5. The microsurgical cutting and grasping instrument of claim 4, wherein the grasping action includes forming the two opposing recesses together into a common recess for retaining a cut portion of the target after the inline cutting action.

6. The microsurgical cutting and grasping instrument of claim 1, wherein the inline cutting action forms a substantially straight cross-section on the target.

7. The microsurgical cutting and grasping instrument of claim 4, wherein the inline cutting action and the grasping action are established with a single movement of the cannula in the axial direction.

8. The microsurgical cutting and grasping instrument of claim 3, wherein one of the first cutting member and the second cutting member includes one or more retaining features.

9. The microsurgical cutting and grasping instrument of claim 8, wherein the one or more retaining features includes sharp end.

10. The microsurgical cutting and grasping instrument of claim 3, wherein one of the first cutting member and the second cutting member includes two or more retaining features having different sizes.

11. The microsurgical cutting and grasping instrument of claim 1, wherein the outer shell is configured to releasably attach to a handle.

12. The microsurgical cutting and grasping instrument of claim 2, wherein one of the first cutting edge and the second cutting edge includes a curved-out portion.
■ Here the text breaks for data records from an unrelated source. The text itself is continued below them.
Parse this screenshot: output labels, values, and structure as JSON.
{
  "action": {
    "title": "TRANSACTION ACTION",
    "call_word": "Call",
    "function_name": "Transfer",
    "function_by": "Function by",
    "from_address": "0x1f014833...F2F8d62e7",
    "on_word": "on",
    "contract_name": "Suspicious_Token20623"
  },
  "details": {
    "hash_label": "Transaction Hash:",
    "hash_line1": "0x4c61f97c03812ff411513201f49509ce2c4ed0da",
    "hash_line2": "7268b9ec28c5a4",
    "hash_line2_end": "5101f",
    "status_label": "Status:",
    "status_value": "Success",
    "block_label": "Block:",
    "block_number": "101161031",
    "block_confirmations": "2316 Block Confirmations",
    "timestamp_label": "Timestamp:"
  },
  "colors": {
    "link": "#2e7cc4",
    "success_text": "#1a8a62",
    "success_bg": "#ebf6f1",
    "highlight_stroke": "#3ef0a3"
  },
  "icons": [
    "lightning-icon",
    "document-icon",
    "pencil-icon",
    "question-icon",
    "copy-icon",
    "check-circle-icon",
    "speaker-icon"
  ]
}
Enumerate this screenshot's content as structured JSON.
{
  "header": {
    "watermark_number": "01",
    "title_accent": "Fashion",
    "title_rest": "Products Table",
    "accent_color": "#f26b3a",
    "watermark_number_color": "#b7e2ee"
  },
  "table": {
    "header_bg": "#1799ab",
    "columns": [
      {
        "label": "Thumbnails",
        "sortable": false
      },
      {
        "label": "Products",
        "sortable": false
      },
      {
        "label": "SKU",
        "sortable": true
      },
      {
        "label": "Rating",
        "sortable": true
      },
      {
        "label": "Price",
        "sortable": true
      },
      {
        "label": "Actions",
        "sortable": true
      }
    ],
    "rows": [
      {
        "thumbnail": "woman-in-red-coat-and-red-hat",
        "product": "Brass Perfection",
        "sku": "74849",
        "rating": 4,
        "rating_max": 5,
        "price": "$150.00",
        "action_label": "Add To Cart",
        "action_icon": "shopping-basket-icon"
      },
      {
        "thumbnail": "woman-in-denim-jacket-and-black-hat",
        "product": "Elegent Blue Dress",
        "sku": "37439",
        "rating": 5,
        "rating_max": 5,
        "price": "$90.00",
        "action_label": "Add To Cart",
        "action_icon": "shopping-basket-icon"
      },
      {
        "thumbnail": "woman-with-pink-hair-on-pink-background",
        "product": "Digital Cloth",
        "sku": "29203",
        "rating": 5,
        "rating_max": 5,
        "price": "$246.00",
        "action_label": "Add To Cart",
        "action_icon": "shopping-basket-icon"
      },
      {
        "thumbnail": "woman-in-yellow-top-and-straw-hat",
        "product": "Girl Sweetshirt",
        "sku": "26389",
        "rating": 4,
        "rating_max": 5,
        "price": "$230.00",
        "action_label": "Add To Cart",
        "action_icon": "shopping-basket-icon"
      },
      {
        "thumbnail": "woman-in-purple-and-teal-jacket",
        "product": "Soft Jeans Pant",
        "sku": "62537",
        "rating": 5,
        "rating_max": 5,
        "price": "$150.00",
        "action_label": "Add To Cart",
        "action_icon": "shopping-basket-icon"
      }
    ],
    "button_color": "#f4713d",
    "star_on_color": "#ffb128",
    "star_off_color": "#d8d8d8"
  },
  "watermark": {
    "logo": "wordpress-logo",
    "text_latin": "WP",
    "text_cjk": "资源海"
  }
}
13. The microsurgical cutting and grasping instrument of claim 12, wherein the cured-out portion is shaped as a slot and sized to accommodate the target.

14. The microsurgical cutting and grasping instrument of claim 12, wherein the cured-out portion has an arc shape.

15. The microsurgical cutting and grasping instrument of claim 12, wherein at least 50% of the diameter/lateral dimension of the target is subsumed inside the curved-out portion.